The problem with pronation is when it is excessive, here the term overpronation (or hyper-pronation) is used. This is quite a common problem and can lead to a number of injuries, especially in runners, including shin splints, anterior compartment syndrome, patello-femoral pain syndrome, plantar fasciitis, tarsal tunnel syndrome, bunions (Hallux valgus) and achilles tendonitis.Pronation


Causes


There are many causes of flat feet. Obesity, pregnancy or repetitive pounding on a hard surface can weaken the arch leading to over-pronation. Often people with flat feet do not experience discomfort immediately, and some never suffer from any discomfort at all. However, when symptoms develop and become painful, walking becomes awkward and causes increased strain on the feet and calves.


Symptoms


When standing, your heels lean inward. When standing, one or both of your knee caps turn inward. Conditions such as a flat feet or bunions may occur. You develop knee pain when you are active or involved in athletics. The knee pain slowly goes away when you rest. You abnormally wear out the soles and heels of your shoes very quickly.


Diagnosis


At some point you may find the pain to much or become frustrated. So what are you options? Chances are your overpronation has led to some type of injury if there's pain. Your best bet is to consult with someone who knows feet. Start with your pediatrist, chiropodist or chiropractor. They'll be able to diagnose and treat the injury and give you more specific direction to better support your feet. One common intervention is a custom foot orthotic. Giving greater structural support than a typical shoe these shoe inserts can dramatically reduce overpronation.Pronation


Non Surgical Treatment


Overpronation is a term used to describe excessive flattening of the plantar arch. Pronation is a normal part of our gait (the way we walk), and it comprises three movements: dorsiflexion, eversion, and abduction. Dorsiflexion is the upward movement of the foot, eversion describes the foot rolling in, and abduction is ?out toeing,? meaning your toes are moving away from the midline of your body.
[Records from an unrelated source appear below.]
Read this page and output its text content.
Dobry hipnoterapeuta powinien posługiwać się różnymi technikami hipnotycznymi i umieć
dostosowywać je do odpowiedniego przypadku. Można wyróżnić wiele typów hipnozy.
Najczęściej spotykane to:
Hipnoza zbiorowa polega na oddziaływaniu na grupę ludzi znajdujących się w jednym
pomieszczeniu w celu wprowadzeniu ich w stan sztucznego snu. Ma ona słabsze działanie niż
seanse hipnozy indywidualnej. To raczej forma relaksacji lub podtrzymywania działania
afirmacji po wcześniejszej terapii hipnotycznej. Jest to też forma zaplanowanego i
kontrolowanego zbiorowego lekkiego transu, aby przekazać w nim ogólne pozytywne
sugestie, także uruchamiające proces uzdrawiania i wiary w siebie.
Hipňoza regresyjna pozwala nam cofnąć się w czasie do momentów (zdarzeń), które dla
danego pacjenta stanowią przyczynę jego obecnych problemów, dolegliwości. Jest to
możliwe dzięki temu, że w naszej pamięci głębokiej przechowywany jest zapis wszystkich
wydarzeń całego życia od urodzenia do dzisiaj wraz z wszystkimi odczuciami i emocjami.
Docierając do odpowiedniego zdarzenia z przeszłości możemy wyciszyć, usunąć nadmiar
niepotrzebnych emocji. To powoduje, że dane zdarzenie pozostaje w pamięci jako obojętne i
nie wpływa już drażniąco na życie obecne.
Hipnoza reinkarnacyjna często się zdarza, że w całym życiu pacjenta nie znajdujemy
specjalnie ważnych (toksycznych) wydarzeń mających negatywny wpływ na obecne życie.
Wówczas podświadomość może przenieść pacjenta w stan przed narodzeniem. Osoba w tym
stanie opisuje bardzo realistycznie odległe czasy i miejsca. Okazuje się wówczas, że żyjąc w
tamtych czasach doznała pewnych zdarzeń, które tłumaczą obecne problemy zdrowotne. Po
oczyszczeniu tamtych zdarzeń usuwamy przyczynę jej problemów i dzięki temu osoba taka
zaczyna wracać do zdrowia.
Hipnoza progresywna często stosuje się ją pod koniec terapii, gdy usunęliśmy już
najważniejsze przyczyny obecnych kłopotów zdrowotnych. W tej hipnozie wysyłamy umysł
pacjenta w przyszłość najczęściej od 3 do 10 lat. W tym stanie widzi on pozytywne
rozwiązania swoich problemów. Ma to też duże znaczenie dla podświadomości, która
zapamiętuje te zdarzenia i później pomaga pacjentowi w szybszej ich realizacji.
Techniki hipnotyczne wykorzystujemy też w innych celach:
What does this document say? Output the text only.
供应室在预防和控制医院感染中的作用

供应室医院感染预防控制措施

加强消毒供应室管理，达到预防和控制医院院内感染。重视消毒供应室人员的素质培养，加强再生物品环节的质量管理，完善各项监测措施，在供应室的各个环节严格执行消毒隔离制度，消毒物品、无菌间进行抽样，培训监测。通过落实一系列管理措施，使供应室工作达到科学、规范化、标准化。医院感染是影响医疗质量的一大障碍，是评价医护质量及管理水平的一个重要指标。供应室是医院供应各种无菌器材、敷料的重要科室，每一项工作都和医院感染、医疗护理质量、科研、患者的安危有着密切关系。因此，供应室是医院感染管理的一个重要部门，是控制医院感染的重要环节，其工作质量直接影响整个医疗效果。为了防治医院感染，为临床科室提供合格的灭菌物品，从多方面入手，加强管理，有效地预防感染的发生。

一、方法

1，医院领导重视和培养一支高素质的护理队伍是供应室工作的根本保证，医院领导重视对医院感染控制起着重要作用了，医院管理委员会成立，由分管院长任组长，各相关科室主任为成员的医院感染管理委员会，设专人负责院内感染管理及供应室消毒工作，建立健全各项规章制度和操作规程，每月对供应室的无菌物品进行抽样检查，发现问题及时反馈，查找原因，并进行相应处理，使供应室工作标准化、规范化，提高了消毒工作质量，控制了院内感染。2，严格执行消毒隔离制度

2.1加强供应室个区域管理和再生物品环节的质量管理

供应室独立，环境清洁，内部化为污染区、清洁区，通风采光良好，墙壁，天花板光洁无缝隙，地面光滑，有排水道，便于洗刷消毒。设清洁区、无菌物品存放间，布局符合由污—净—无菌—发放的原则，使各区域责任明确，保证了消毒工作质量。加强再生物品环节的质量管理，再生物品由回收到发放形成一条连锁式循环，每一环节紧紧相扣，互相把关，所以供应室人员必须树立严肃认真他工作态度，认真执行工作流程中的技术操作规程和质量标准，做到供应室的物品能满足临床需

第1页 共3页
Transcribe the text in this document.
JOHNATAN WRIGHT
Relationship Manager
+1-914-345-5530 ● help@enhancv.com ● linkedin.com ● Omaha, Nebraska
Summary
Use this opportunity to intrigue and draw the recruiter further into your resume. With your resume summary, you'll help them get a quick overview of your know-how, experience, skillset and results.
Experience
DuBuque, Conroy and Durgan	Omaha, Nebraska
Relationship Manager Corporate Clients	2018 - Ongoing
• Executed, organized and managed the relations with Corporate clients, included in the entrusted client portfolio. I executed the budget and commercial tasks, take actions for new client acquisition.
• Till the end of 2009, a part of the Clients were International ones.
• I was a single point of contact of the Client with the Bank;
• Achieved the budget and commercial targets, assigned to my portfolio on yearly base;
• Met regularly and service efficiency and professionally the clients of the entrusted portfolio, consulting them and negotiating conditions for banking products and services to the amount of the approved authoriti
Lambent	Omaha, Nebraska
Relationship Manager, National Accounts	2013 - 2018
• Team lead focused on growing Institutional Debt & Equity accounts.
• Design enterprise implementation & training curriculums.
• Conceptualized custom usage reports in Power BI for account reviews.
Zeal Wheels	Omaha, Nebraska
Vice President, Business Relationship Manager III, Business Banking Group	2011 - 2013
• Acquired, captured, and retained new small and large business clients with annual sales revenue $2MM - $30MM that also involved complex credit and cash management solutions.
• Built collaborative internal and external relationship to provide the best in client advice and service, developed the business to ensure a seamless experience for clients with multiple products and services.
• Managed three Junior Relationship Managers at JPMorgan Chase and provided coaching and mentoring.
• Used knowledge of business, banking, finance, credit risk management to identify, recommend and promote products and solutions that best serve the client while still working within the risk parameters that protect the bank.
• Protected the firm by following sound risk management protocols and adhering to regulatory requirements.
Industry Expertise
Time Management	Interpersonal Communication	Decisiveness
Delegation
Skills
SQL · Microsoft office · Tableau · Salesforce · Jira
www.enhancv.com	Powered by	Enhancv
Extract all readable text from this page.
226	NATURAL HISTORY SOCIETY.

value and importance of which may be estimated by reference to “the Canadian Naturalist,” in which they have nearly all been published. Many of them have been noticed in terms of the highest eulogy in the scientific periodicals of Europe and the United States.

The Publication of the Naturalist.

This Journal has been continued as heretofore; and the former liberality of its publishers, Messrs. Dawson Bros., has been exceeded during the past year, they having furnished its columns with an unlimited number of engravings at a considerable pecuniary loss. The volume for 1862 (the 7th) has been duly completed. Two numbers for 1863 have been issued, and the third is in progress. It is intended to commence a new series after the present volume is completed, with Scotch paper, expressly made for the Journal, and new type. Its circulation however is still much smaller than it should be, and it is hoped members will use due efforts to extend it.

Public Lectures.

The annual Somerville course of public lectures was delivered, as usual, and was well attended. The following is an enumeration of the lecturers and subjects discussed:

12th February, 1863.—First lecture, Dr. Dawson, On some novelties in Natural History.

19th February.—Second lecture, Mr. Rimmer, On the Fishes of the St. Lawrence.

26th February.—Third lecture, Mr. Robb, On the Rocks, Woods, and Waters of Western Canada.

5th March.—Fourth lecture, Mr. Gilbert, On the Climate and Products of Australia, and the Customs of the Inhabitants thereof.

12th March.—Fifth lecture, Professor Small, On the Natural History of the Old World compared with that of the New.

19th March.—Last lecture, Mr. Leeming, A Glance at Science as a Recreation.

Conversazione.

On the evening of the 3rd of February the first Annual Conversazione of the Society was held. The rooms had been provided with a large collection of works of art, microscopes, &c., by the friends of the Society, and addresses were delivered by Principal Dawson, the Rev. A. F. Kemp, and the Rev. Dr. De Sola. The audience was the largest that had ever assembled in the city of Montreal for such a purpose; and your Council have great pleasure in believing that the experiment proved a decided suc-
When these three motions are extreme or excessive, overpronation results. Overpronation is very common in people who have flexible flat feet. Flatfoot, or pes planus, is a condition that causes collapse of the arch during weight bearing. This flattening puts stress on the plantar fascia and the bones of the foot, resulting in pain and further breakdown.


Prevention


Custom-made orthotics supports not only the arch as a whole, but also each individual bone and joint that forms the arch. It is not enough to use an over-the-counter arch support, as these generic devices will not provide the proper support to each specific structure of the arch and foot. Each pronated foot?s arch collapses differently and to different degrees. The only way to provide the support that you may need is with a custom-made device. This action of the custom-made orthotic will help to prevent heel spurs, plantar fasciitis, calluses, arch pain, and weakness of the entire foot.